Старый одобрительно кивнул головой.

— Теперь после партизан, я уже партийный и политический дед, и все мои дети партийные, потому что так воюют во всех сражениях, как я когда-то за веру, царя и отечество.

Марко улыбнулся:

— Дед Афанасий, это беспартийное выступление.

— А тогда же и война, небось, беспартийной была, и все равно Георгии кровью зарабатывались… На кресты мои удивляешься уже не для людей, а для овец — они любят, когда что-то позвякивает, — не разберешь, серьезно говорит или лукавит старик.

А тем временем на трибуну при медали и нескольких значках поднялся Антон Безбородько. Вся его обиженная фигура, все его лицо были такими, будто они только что вынырнули из волн смертельной опасности, оскорбления и страдания.

— Ты думаешь на пленуме рассматривать эту историю? — недовольно шепнул Кисель Борисенко.

— Нет, я думаю, почему вокруг нее в районе закрутилась целая пурга? С утра до вечера отовсюду только и звонят о купании, будто это было какое-то крещение Руси.

Кисель поморщился:

— Надо отдать Бессмертного под суд — и концы в воду.

— Раненного? — Борисенко в удивлении поднял дуговидные смоляные брови.

— А что с такими типами делать? Сегодня он пистолетом загоняет человека в воду, а завтра этим же пистолетом пошлет кого-то на небо овцы пасти.
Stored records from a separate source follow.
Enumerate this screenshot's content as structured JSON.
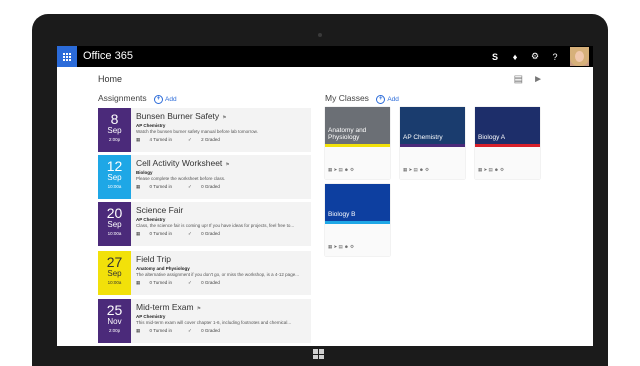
{
  "app": {
    "title": "Office 365"
  },
  "header": {
    "icons": [
      "skype-icon",
      "bell-icon",
      "gear-icon",
      "help-icon"
    ],
    "help_label": "?"
  },
  "page": {
    "title": "Home"
  },
  "assignments": {
    "heading": "Assignments",
    "add_label": "Add",
    "items": [
      {
        "day": "8",
        "month": "Sep",
        "time": "2:00p",
        "title": "Bunsen Burner Safety",
        "course": "AP Chemistry",
        "description": "Watch the bunsen burner safety manual before lab tomorrow.",
        "turned_in": "4 Turned in",
        "graded": "2 Graded",
        "color": "#4b2a7a"
      },
      {
        "day": "12",
        "month": "Sep",
        "time": "10:00a",
        "title": "Cell Activity Worksheet",
        "course": "Biology",
        "description": "Please complete the worksheet before class.",
        "turned_in": "0 Turned in",
        "graded": "0 Graded",
        "color": "#1ea7e6"
      },
      {
        "day": "20",
        "month": "Sep",
        "time": "10:00a",
        "title": "Science Fair",
        "course": "AP Chemistry",
        "description": "Class, the science fair is coming up! If you have ideas for projects, feel free to...",
        "turned_in": "0 Turned in",
        "graded": "0 Graded",
        "color": "#4b2a7a"
      },
      {
        "day": "27",
        "month": "Sep",
        "time": "10:00a",
        "title": "Field Trip",
        "course": "Anatomy and Physiology",
        "description": "The alternative assignment if you don't go, or miss the workshop, is a 4-12 page...",
        "turned_in": "0 Turned in",
        "graded": "0 Graded",
        "color": "#f2e10a"
      },
      {
        "day": "25",
        "month": "Nov",
        "time": "2:00p",
        "title": "Mid-term Exam",
        "course": "AP Chemistry",
        "description": "This mid-term exam will cover chapter 1-6, including footnotes and chemical...",
        "turned_in": "0 Turned in",
        "graded": "0 Graded",
        "color": "#4b2a7a"
      }
    ]
  },
  "classes": {
    "heading": "My Classes",
    "add_label": "Add",
    "items": [
      {
        "name": "Anatomy and Physiology",
        "stripe": "#f2e10a",
        "image": "#6b6f75"
      },
      {
        "name": "AP Chemistry",
        "stripe": "#4b2a7a",
        "image": "#1a3c6e"
      },
      {
        "name": "Biology A",
        "stripe": "#d8202a",
        "image": "#1d2e6a"
      },
      {
        "name": "Biology B",
        "stripe": "#1ea7e6",
        "image": "#0d3fa0"
      }
    ]
  }
}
Какую анархию развела война!

— Разберемся, — и Борисенко, подперев голову рукой, начал прислушаться к обиженному Безбородько.

Антон Иванович убедительно рассказал о военных трудностях колхоза, который еще в прошлом году не имел ни былинки, ни зернинки, о подготовке к посевной, о трудностях и сразу, красуясь, заговорил о всяких-разных, что мешают работать на данном этапе. Когда же он, понизив голос, на самых драматических нотах сказал, как Марко оружием погнал его в ледяную воду, весь зал неожиданно взорвался смехом.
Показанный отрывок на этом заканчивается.